There’s the basic portfolio construction differences to start with. Both MTUM and QMOM pick momentum stocks from the U.S. total equity market—they are fish swimming in the same pond.

But MTUM picks and weights stocks by looking at both six- and 12-month holding period returns, and it scales by the volatility of returns over the past three years. The fund essentially goes beyond a pure momentum factor capture by looking at various metrics in its effort to deliver a smooth ride in returns.

QMOM, meanwhile, takes a more classic approach to the momentum factor, targeting the 10% of stocks with the highest total return over the last 12 months, excluding the most recent month. The ETF also excludes stocks that have too many negative-return days during the 12-month period in a mix that’s equal-weighted.
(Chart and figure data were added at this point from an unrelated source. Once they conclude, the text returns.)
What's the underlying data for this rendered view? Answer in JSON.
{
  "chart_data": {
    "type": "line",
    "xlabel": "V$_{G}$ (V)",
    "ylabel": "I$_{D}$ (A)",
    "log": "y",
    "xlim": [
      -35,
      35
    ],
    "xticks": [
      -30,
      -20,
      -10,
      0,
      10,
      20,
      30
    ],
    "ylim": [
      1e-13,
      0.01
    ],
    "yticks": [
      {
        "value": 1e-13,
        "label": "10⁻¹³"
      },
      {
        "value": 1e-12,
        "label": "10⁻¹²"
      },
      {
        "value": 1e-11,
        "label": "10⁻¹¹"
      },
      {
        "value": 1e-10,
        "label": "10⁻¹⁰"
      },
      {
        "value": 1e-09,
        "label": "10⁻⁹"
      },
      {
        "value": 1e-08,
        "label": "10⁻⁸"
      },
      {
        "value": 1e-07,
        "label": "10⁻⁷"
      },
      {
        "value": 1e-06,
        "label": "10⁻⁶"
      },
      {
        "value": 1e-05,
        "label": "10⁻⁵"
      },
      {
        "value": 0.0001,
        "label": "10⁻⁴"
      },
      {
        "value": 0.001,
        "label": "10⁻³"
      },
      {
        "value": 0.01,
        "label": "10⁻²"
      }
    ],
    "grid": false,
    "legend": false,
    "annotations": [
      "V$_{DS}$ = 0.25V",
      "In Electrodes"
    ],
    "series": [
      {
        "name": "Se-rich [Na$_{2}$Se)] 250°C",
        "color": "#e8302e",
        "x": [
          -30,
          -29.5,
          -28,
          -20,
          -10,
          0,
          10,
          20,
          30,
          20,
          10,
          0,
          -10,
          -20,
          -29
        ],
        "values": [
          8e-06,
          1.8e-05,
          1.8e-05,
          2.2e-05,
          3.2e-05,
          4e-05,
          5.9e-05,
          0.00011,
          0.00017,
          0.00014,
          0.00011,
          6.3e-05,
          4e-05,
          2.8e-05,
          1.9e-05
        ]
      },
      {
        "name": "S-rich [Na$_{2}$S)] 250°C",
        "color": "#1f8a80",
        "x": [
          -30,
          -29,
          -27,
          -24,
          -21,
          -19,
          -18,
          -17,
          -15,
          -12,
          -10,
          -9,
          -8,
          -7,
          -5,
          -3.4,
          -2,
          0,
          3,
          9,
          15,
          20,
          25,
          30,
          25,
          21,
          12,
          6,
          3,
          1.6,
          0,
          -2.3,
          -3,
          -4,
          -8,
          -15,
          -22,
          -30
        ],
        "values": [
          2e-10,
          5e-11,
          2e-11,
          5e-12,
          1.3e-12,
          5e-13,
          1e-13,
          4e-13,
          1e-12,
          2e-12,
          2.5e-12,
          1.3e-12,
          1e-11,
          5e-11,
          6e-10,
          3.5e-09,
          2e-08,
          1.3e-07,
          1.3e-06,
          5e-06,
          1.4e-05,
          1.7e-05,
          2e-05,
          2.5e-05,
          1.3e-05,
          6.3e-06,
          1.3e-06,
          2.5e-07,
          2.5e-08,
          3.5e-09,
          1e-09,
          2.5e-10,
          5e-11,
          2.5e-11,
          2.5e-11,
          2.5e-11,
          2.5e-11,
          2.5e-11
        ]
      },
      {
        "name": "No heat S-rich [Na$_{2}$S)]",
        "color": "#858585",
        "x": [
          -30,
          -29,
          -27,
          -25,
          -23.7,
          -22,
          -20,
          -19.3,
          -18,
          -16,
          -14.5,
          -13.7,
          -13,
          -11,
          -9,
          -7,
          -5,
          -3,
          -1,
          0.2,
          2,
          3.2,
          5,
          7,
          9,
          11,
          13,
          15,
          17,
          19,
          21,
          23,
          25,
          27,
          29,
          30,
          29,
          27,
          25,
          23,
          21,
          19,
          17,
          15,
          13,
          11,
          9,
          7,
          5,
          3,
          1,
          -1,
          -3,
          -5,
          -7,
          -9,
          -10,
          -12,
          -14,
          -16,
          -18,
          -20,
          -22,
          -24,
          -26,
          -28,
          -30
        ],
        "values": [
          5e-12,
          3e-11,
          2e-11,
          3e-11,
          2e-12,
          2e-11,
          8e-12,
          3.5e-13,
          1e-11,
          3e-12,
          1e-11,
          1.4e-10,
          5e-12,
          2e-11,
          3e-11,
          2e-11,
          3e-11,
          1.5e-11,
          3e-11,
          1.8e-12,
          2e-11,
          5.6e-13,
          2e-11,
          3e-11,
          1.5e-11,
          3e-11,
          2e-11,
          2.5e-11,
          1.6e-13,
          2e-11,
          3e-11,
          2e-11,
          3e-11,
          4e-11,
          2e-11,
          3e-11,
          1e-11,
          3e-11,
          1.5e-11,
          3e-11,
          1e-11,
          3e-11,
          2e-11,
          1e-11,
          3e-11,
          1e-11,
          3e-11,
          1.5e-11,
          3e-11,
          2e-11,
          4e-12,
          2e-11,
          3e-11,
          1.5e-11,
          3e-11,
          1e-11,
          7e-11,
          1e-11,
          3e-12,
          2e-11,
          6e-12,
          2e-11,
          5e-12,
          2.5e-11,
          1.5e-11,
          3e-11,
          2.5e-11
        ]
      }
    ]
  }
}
These differences point to two key things. First, that the end result for MTUM is a portfolio that typically tilts toward lower-beta names and much higher market capitalization than QMOM. MTUM has a portfolio beta of 0.92 and a weighted average market cap of $143 billion; QMOM’s beta is 1.51 and has a weighted average market cap of only $16 billion, according to FactSet data.